Inaction of ex-DOTC, LTO officials caused gov’t to lose P1.561B – COA

Published August 15, 2019, 10:26 PM

by Ellalyn De Vera & Richa Noriega

By Ben Rosario 

Former officials of the Department of Transportation and Communications (DOTC) and the Land Transportation Office (LTO) caused the government to lose P1.562 billion in unrealized revenues from a proposed revenue-sharing agreement with an information technology provider from 2006 to 2018.

Commission on Audit (MANILA BULLETIN)

The Commission on Audit (COA) made this observation as it demanded an explanation from the current officials of the Department on Transportation (DOTr) why the agreement was turned down.

“Management failed to approve the proposed Amendment Agreement on the Revenue Sharing between the LTO-IT Provider and DOTC-LTO which relinquished the government’s opportunity to generate estimated additional income of P1.562 billion from 2006 to 2018,” COA said in its 2018 annual audit report for the DOTr.

The controversy started after the DOTC/LTO and Stradcom Corporation entered into a build-owner-operate agreement for the implementation of the 1998 LTO Information Technology Project.

In 2003, then LTO Asst. Secretary Roberto T. Lastimoso certified that the IT facilities of Stradcom conformed to the applicable acceptance test procedures and schedules.

After 10 years, the concession period expired with both parties agreeing to a phasing out of the project pending the lawful bidding, award, and design of a new LTO IT project.
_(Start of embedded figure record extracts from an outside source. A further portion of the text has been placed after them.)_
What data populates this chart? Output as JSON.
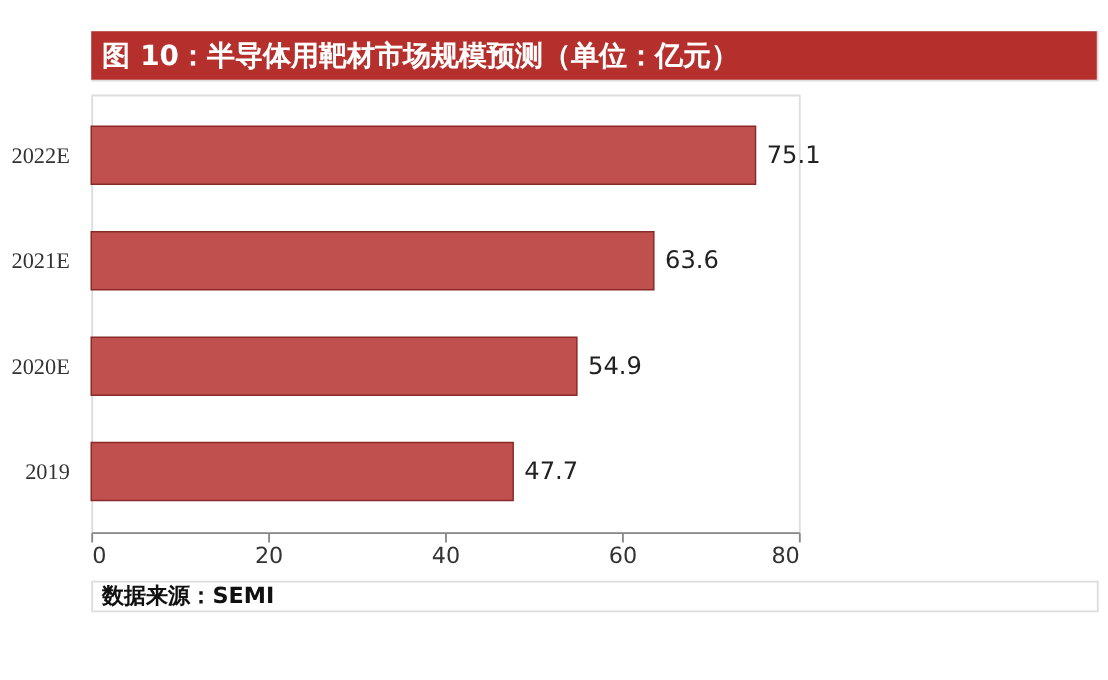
{
  "chart_data": {
    "type": "bar",
    "orientation": "horizontal",
    "title": "图 10：半导体用靶材市场规模预测（单位：亿元）",
    "categories": [
      "2022E",
      "2021E",
      "2020E",
      "2019"
    ],
    "values": [
      75.1,
      63.6,
      54.9,
      47.7
    ],
    "color": "#c0504d",
    "data_labels": true,
    "xlim": [
      0,
      80
    ],
    "xticks": [
      0,
      20,
      40,
      60,
      80
    ],
    "grid": false,
    "annotations": [
      "数据来源：SEMI"
    ]
  }
}
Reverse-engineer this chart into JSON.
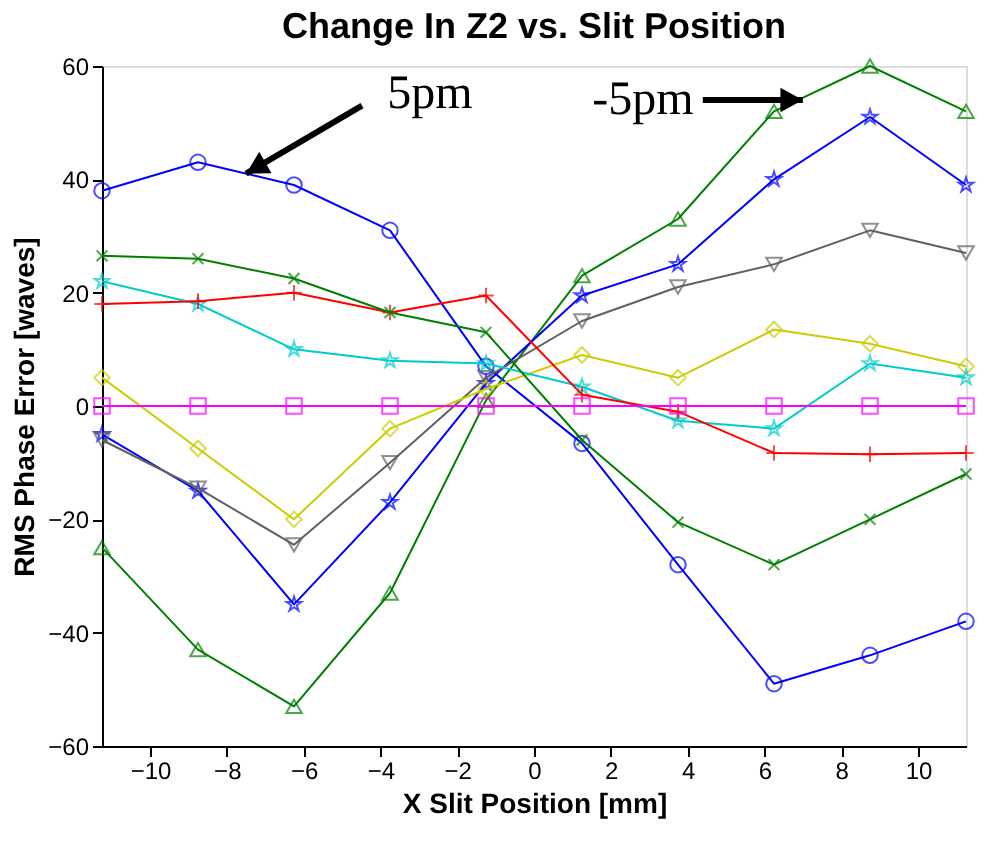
{
  "chart_data": {
    "type": "line",
    "title": "Change In Z2 vs. Slit Position",
    "xlabel": "X Slit Position [mm]",
    "ylabel": "RMS Phase Error [waves]",
    "x": [
      -11.25,
      -8.75,
      -6.25,
      -3.75,
      -1.25,
      1.25,
      3.75,
      6.25,
      8.75,
      11.25
    ],
    "xlim": [
      -11.25,
      11.25
    ],
    "xticks": [
      -10,
      -8,
      -6,
      -4,
      -2,
      0,
      2,
      4,
      6,
      8,
      10
    ],
    "ylim": [
      -60,
      60
    ],
    "yticks": [
      -60,
      -40,
      -20,
      0,
      20,
      40,
      60
    ],
    "grid": false,
    "legend": false,
    "line_style": "solid",
    "series": [
      {
        "color": "#0000ff",
        "marker": "circle",
        "values": [
          38,
          43,
          39,
          31,
          7,
          -6.6,
          -28,
          -49,
          -44,
          -38
        ]
      },
      {
        "color": "#008000",
        "marker": "triangle",
        "values": [
          -25,
          -43,
          -53,
          -33,
          1,
          23,
          33,
          52,
          60,
          52
        ]
      },
      {
        "color": "#0000ff",
        "marker": "star",
        "values": [
          -5,
          -15,
          -35,
          -17,
          4,
          19.5,
          25,
          40,
          51,
          39
        ]
      },
      {
        "color": "#606060",
        "marker": "triangle-down",
        "values": [
          -6,
          -14.5,
          -24.5,
          -10,
          5,
          15,
          21,
          25,
          31,
          27
        ]
      },
      {
        "color": "#cccc00",
        "marker": "diamond",
        "values": [
          5,
          -7.5,
          -20,
          -4,
          3,
          9,
          5,
          13.5,
          11,
          7
        ]
      },
      {
        "color": "#00cccc",
        "marker": "star",
        "values": [
          22,
          18,
          10,
          8,
          7.5,
          3.4,
          -2.6,
          -4,
          7.5,
          5
        ]
      },
      {
        "color": "#ff0000",
        "marker": "cross",
        "values": [
          18,
          18.5,
          20,
          16.5,
          19.5,
          2,
          -1,
          -8.3,
          -8.5,
          -8.3
        ]
      },
      {
        "color": "#008000",
        "marker": "x",
        "values": [
          26.5,
          26,
          22.5,
          16.5,
          13,
          -6,
          -20.5,
          -28,
          -20,
          -12
        ]
      },
      {
        "color": "#ff00ff",
        "marker": "square",
        "values": [
          0,
          0,
          0,
          0,
          0,
          0,
          0,
          0,
          0,
          0
        ]
      }
    ],
    "annotations": [
      {
        "text": "5pm",
        "x": -7.5,
        "y": 41
      },
      {
        "text": "-5pm",
        "x": 7.0,
        "y": 54
      }
    ]
  }
}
The concession period was extended on a month-to-month basis as indicated from letters by then DOTC.Undersecretary Jose Perpetua Lotilla.
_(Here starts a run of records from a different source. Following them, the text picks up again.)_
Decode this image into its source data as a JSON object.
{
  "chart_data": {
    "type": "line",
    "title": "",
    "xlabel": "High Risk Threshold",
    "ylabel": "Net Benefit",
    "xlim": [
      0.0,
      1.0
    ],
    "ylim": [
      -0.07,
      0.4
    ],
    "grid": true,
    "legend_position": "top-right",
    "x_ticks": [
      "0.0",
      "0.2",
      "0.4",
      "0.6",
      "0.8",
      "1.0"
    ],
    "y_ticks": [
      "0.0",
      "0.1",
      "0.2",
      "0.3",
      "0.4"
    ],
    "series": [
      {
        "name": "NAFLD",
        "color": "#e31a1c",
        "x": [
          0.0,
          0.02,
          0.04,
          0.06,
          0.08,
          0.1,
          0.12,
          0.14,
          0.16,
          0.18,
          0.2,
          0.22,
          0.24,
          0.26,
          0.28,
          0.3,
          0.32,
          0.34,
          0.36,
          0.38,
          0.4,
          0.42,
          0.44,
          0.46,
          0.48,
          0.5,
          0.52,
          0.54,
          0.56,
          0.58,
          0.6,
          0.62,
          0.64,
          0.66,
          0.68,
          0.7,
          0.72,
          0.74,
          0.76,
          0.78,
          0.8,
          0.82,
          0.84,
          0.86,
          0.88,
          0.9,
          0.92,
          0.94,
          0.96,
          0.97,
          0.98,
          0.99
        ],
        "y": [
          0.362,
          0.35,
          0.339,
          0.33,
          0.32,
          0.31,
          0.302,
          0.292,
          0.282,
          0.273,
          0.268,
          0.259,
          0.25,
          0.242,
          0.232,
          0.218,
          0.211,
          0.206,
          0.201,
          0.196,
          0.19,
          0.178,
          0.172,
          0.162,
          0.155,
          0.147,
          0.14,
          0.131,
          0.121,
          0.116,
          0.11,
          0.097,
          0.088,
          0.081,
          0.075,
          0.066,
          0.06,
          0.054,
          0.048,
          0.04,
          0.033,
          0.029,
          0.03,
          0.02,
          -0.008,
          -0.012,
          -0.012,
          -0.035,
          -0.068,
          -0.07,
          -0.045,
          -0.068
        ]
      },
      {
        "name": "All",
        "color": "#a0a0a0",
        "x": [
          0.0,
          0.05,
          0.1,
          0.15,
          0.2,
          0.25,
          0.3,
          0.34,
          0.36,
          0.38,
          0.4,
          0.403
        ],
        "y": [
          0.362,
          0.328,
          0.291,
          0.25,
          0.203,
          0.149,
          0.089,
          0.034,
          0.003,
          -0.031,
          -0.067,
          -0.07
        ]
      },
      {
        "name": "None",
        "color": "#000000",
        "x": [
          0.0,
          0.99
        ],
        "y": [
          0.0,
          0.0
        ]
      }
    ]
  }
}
“Further review of the LTO IT Project and the BOO Agreement disclosed that the DOTC/ITO failed to approve the proposed Supplemental Agreement on Revenue Sharing Scheme which relinquished the government’s opportunity to generate estimated additional income,” state auditors disclosed.

What was given up by the national government was an additional income of P1,453,303,639.52 from IT fee for miscellaneous motor vehicle registration transactions and miscellaneous license and permit transactions from 2005 up to the present, COA said.

COA noted that the Management Services Audit team had recommended that an amendment of the BOO be worked out to include revenue-sharing provision that would protect the government’s interest.

Auditors recalled that in the 2010 annual audit report of the LTO, the latest draft amendment to the LTO-IT BOO agreement was submitted and received by the Office of the Secretary of DOTC on August 5, 2010.

Then COA Chairperson Ma. Grace Pulido Tan wrote in 2011 a letter to then DOTC Secretary Manuel A. Roxas II, urging the department to revisit the July, 2010, proposed Supplemental Agreement with Stradcom.

In the letter, Pulido Tan pointed out that the interconnectivity fees and other IT fees collected by Stradcom were not part of the original BOO Agreement, and its 2001 Amendment Agreement, and that Stradcom has been generating additional revenue by using LTO data base and power without giving the agency a share in the revenues.

Responding to Pulido Tan, Lotilla, in his letter dated November 21, 2011, said the proposed Amendment Agreement had been referred to the Legal Service, which was advised to immediately conduct a review in order to comply with the COA audit recommendation.

“Upon inquiry, it was informed however that the proposed Amendment Agreement has not been approved by the concerned DOTC officials,” COA said.

“We wish to point out that due to the non-approval of the amendment agreement, the agency deprived the use of subject funds which could have significantly augmented the limited resources of the government,” the audit body stated.

“The 10-year concession period already ended, and the national government considerably was deprived from earning additional income because of the non-approval of the proposed amendment agreement,” the COA said.